Poco si sa dei danni causati dai campi magnetici e, invece di basarsi sul “Principio di Precauzione”, si concede alle imprese una libertà d’azione spropositata: quella di costruire un contenitore vuoto senza dichiarare preventivamente quale ne sarà il contenuto. Cosa diventerà domani il palo brutto ed impattante ma che non fa danni? Non importa saperlo, sarà quel che sarà. Insomma, un permesso a scatola chiusa in un Paese che sui piccoli interventi pone spesso vincoli asfissianti.  

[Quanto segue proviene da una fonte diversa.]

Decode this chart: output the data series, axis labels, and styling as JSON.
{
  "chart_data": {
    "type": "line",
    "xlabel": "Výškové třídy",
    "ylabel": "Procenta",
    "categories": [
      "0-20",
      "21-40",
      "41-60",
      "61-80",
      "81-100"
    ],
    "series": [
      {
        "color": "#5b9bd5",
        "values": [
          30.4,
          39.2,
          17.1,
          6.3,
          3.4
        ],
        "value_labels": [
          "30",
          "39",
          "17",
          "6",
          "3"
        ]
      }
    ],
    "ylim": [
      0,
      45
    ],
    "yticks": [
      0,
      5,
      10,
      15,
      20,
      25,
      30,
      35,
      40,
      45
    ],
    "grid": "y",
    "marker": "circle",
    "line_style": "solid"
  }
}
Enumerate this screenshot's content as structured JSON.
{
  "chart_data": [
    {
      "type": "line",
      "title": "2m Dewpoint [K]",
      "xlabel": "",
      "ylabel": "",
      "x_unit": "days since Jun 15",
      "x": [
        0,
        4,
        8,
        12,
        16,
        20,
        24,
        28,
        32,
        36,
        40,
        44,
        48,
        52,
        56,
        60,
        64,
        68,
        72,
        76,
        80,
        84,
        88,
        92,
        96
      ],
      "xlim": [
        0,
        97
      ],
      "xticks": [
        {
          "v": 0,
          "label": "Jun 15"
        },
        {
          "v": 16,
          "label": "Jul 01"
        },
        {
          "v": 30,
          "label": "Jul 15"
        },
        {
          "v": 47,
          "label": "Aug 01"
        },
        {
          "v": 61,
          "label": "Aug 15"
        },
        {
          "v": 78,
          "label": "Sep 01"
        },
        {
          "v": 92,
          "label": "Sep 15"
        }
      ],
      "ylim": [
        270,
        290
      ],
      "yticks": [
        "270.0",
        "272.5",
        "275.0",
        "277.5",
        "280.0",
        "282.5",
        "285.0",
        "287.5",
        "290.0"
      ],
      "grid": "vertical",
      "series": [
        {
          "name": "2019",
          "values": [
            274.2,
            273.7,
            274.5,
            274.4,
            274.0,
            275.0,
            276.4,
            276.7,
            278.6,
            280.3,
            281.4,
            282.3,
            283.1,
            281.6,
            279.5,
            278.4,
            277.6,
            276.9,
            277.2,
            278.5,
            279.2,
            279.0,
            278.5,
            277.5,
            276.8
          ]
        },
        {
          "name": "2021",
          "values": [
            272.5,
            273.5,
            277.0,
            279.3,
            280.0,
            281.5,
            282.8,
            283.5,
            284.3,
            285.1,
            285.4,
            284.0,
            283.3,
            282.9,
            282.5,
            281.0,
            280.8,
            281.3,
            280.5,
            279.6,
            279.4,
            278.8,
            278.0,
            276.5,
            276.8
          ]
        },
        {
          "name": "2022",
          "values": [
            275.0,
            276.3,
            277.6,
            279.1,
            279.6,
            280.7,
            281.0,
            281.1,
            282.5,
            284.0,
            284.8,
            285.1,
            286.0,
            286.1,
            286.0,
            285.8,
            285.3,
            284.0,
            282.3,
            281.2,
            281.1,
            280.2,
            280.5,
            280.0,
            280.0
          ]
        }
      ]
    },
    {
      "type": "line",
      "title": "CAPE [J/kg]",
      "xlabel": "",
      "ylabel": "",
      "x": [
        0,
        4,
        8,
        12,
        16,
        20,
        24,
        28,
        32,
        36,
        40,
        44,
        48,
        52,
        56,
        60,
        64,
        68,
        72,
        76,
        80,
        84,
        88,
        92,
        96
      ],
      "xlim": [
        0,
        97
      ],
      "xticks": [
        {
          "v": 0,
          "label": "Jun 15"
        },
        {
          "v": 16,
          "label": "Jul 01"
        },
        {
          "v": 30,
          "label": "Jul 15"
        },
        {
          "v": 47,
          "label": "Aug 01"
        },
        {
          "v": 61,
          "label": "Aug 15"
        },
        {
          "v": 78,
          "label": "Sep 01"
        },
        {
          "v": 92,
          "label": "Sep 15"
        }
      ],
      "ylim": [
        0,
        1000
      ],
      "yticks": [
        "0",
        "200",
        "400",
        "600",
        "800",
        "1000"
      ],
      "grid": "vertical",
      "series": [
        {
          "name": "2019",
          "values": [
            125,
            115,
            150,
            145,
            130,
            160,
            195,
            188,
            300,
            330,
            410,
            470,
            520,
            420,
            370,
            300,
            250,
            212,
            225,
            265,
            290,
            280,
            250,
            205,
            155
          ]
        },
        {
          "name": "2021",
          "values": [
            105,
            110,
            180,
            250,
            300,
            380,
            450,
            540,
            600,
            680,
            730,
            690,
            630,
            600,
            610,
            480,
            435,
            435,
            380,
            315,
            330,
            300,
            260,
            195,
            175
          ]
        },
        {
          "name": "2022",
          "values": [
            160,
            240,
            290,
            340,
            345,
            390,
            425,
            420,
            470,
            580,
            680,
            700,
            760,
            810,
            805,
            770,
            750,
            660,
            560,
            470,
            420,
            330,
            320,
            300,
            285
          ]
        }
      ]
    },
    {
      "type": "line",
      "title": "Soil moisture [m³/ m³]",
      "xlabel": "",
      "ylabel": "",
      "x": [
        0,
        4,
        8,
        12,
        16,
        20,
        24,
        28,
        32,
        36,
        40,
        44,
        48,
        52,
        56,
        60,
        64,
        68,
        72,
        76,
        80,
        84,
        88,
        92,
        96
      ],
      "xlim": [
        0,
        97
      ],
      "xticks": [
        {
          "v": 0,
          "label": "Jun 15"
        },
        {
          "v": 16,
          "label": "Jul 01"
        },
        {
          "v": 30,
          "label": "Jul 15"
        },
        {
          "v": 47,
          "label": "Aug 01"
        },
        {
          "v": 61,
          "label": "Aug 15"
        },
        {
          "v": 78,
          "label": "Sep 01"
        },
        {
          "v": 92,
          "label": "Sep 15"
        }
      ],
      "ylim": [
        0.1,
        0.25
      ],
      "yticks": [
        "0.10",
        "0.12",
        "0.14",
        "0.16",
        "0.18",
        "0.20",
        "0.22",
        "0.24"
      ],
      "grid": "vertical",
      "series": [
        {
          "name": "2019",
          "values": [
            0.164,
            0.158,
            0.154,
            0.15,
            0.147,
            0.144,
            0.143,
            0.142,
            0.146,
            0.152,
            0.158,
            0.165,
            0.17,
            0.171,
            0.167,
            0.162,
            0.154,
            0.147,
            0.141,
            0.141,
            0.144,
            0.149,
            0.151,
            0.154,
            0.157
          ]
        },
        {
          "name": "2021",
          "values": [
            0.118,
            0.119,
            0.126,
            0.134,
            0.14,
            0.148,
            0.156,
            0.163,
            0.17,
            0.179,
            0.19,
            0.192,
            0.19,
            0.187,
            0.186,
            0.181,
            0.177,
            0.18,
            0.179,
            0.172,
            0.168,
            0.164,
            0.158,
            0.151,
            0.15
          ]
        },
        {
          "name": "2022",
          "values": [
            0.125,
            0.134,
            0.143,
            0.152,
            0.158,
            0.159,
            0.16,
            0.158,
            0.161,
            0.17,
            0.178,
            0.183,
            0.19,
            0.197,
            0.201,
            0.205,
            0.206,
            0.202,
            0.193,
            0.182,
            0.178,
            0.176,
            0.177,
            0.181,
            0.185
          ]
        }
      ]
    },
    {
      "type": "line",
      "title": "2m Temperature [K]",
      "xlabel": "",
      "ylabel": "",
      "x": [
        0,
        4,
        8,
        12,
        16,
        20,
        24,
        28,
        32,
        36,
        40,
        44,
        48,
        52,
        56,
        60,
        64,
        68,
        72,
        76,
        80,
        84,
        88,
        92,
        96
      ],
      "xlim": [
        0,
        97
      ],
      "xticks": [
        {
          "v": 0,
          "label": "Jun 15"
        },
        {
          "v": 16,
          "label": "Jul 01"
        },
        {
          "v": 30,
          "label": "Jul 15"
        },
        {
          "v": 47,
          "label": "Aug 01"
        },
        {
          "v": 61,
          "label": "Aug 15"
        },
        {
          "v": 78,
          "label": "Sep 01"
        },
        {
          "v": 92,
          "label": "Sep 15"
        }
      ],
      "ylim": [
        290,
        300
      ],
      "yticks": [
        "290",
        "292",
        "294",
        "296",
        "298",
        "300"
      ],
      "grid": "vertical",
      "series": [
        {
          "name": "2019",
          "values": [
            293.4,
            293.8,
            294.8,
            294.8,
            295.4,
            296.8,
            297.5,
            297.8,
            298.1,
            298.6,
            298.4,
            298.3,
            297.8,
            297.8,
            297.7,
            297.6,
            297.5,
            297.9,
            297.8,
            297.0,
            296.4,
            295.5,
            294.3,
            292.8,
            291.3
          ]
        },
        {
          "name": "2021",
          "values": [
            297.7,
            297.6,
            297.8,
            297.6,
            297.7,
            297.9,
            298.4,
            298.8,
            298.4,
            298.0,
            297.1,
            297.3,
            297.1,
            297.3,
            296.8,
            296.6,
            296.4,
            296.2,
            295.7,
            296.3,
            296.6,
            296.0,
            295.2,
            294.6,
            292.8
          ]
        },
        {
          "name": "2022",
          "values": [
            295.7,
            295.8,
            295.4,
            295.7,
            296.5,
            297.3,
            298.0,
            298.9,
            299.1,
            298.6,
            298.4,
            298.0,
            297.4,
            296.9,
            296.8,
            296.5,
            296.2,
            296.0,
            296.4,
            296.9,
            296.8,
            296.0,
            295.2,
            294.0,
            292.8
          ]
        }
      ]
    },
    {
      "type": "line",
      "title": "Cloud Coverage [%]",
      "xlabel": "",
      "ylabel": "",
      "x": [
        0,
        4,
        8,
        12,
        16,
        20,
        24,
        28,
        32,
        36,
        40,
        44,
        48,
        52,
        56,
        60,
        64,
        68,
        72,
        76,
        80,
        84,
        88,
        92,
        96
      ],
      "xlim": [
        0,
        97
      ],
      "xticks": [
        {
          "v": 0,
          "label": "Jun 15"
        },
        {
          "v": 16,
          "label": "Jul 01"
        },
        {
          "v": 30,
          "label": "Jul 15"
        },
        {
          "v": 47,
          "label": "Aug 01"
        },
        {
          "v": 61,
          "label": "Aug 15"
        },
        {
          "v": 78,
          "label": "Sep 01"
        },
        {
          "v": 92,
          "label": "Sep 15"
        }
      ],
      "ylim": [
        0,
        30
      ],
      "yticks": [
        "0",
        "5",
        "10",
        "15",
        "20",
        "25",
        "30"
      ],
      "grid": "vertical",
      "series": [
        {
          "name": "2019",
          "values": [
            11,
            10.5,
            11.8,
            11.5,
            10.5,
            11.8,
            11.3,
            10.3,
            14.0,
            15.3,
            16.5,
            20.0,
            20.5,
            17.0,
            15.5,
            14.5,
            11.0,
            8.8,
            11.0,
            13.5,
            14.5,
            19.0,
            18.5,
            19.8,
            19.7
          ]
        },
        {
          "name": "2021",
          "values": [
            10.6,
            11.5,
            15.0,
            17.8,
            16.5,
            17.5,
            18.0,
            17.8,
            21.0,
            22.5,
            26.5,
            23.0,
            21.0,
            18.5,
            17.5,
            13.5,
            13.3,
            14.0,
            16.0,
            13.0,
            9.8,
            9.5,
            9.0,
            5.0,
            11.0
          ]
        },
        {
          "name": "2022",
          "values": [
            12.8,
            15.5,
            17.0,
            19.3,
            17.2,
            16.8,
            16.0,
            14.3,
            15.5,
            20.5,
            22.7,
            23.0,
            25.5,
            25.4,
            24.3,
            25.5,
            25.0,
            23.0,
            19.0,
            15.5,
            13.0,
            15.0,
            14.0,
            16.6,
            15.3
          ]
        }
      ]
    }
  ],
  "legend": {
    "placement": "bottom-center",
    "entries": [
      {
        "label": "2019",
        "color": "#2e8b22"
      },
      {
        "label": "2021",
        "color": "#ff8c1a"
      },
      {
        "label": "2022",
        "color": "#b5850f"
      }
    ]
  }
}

Il vecchio concetto del “progresso innanzi tutto” continua a venir sbandierato come un principio sacrosanto mentre ogni resistenza viene bollata con il marchio infamante della “Sindrome Nimby” ovvero “fate quello che volete ma non nel mio cortile”. Il bello è che i movimenti politici che a livello nazionale propugnano con maggior decisione il principio della Pubblica Utilità, a livello locale sono i primi a gridare allo scandalo quando i diritti dei cittadini vengono calpestati. 

Il conflitto tra le esigenze dei singoli  e quelle della collettività è una questione spinosa (che gli impianti di telecomunicazione servano è fuori discussione) ma andrebbe affrontata a viso aperto.